New foreign policy priorities
Apart from bilateral relations with the EU, Ukraine has recently started exploring multilateral formats and direct diplomacy towards individual EU MSs. The most prominent initiative so far has been that of the Association Trio. It was officially launched in May 2021, when the Ministers of Foreign Affairs of Georgia, Moldova, and Ukraine met in Kyiv and signed the Memorandum of Understanding. Looking for options of integration with the EU beyond the AA/DCFTA and enhancing security cooperation with the EU are among the key objectives of the initiative. The initiative received further development, as the heads of states of the three countries met in Batumi in July 2021, where they signed a joint Declaration, which emphasised the quest of the three countries for the EU membership perspective. Importantly, the European Council President Charles Michel was there and welcomed the Trio’s intention to “foster coordination” between each other and the EU. The Joint Statement following the EU-Ukraine Summit in October 2021 “took good note of the initiative of the three associated partners aiming at increased coordination between them and enhanced cooperation between the three associated partners and the EU”. While the EU is still reluctant to embrace the initiative and, more importantly, establish institutionalised formats of cooperation, the idea of multilateral cooperation with the purpose of European integration is not new. The Visegrad 4 format and the different formats of cooperation among the three Baltic states established in the 1990s pursued exactly the idea of coordinating efforts towards preparing for the EU’s membership. Therefore it would be important for three countries to go ahead with deepening cooperation and for the EU to establish this additional track without jeopardising the EaP as an umbrella.
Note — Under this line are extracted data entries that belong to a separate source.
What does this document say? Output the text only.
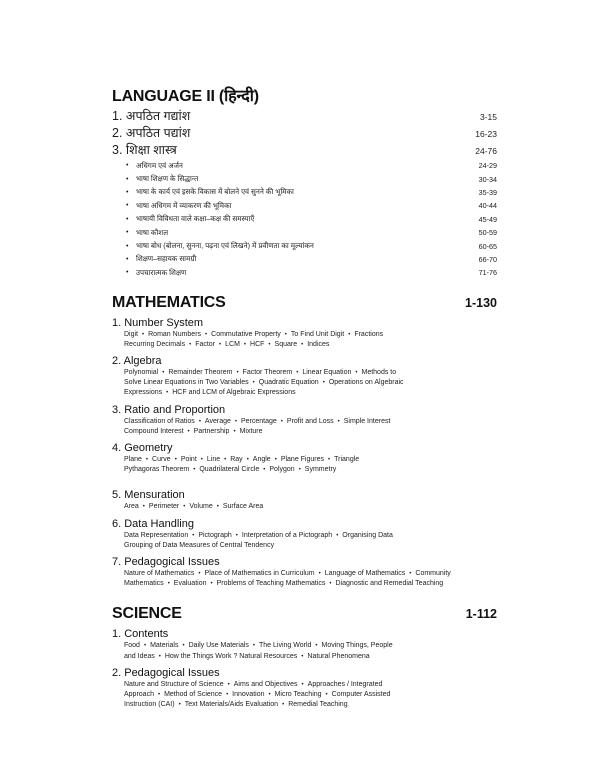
LANGUAGE II (हिन्दी)
1. अपठित गद्यांश	3-15
2. अपठित पद्यांश	16-23
3. शिक्षा शास्त्र	24-76
•	अधिगम एवं अर्जन	24-29
•	भाषा शिक्षण के सिद्धान्त	30-34
•	भाषा के कार्य एवं इसके विकास में बोलने एवं सुनने की भूमिका	35-39
•	भाषा अधिगम में व्याकरण की भूमिका	40-44
•	भाषायी विविधता वाले कक्षा–कक्ष की समस्याएँ	45-49
•	भाषा कौशल	50-59
•	भाषा बोध (बोलना, सुनना, पढ़ना एवं लिखने) में प्रवीणता का मूल्यांकन	60-65
•	शिक्षण–सहायक सामग्री	66-70
•	उपचारात्मक शिक्षण	71-76
MATHEMATICS	1-130
1. Number System
Digit • Roman Numbers • Commutative Property • To Find Unit Digit • Fractions
Recurring Decimals • Factor • LCM • HCF • Square • Indices
2. Algebra
Polynomial • Remainder Theorem • Factor Theorem • Linear Equation • Methods to
Solve Linear Equations in Two Variables • Quadratic Equation • Operations on Algebraic
Expressions • HCF and LCM of Algebraic Expressions
3. Ratio and Proportion
Classification of Ratios • Average • Percentage • Profit and Loss • Simple Interest
Compound Interest • Partnership • Mixture
4. Geometry
Plane • Curve • Point • Line • Ray • Angle • Plane Figures • Triangle
Pythagoras Theorem • Quadrilateral Circle • Polygon • Symmetry
5. Mensuration
Area • Perimeter • Volume • Surface Area
6. Data Handling
Data Representation • Pictograph • Interpretation of a Pictograph • Organising Data
Grouping of Data Measures of Central Tendency
7. Pedagogical Issues
Nature of Mathematics • Place of Mathematics in Curriculum • Language of Mathematics • Community
Mathematics • Evaluation • Problems of Teaching Mathematics • Diagnostic and Remedial Teaching
SCIENCE	1-112
1. Contents
Food • Materials • Daily Use Materials • The Living World • Moving Things, People
and Ideas • How the Things Work ? Natural Resources • Natural Phenomena
2. Pedagogical Issues
Nature and Structure of Science • Aims and Objectives • Approaches / Integrated
Approach • Method of Science • Innovation • Micro Teaching • Computer Assisted
Instruction (CAI) • Text Materials/Aids Evaluation • Remedial Teaching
Kyiv also activated its diplomacy vis-à-vis individual EU Member States with the purpose of consolidating support within the EU for the prospect of EU membership. By now already six EU member states confirmed their support for Ukraine’s membership in the EU through bilateral declarations: the three Baltic states, Poland, Slovakia, and most recently Croatia.
One can also add the Lublin Triangle , an initiative of Poland and Lithuania to promote European and Euro-Atlantic integration of Ukraine. The respective declaration on the level of the three foreign ministers was signed in July 2020. This initiative is very much in line with Ukraine’s recently revitalised foreign policy objective of establishing itself as a Central European state. From this perspective, the stronger voice and activities from Ukraine, when it comes to multilateral cooperation in Central Europe, are expected in the near future.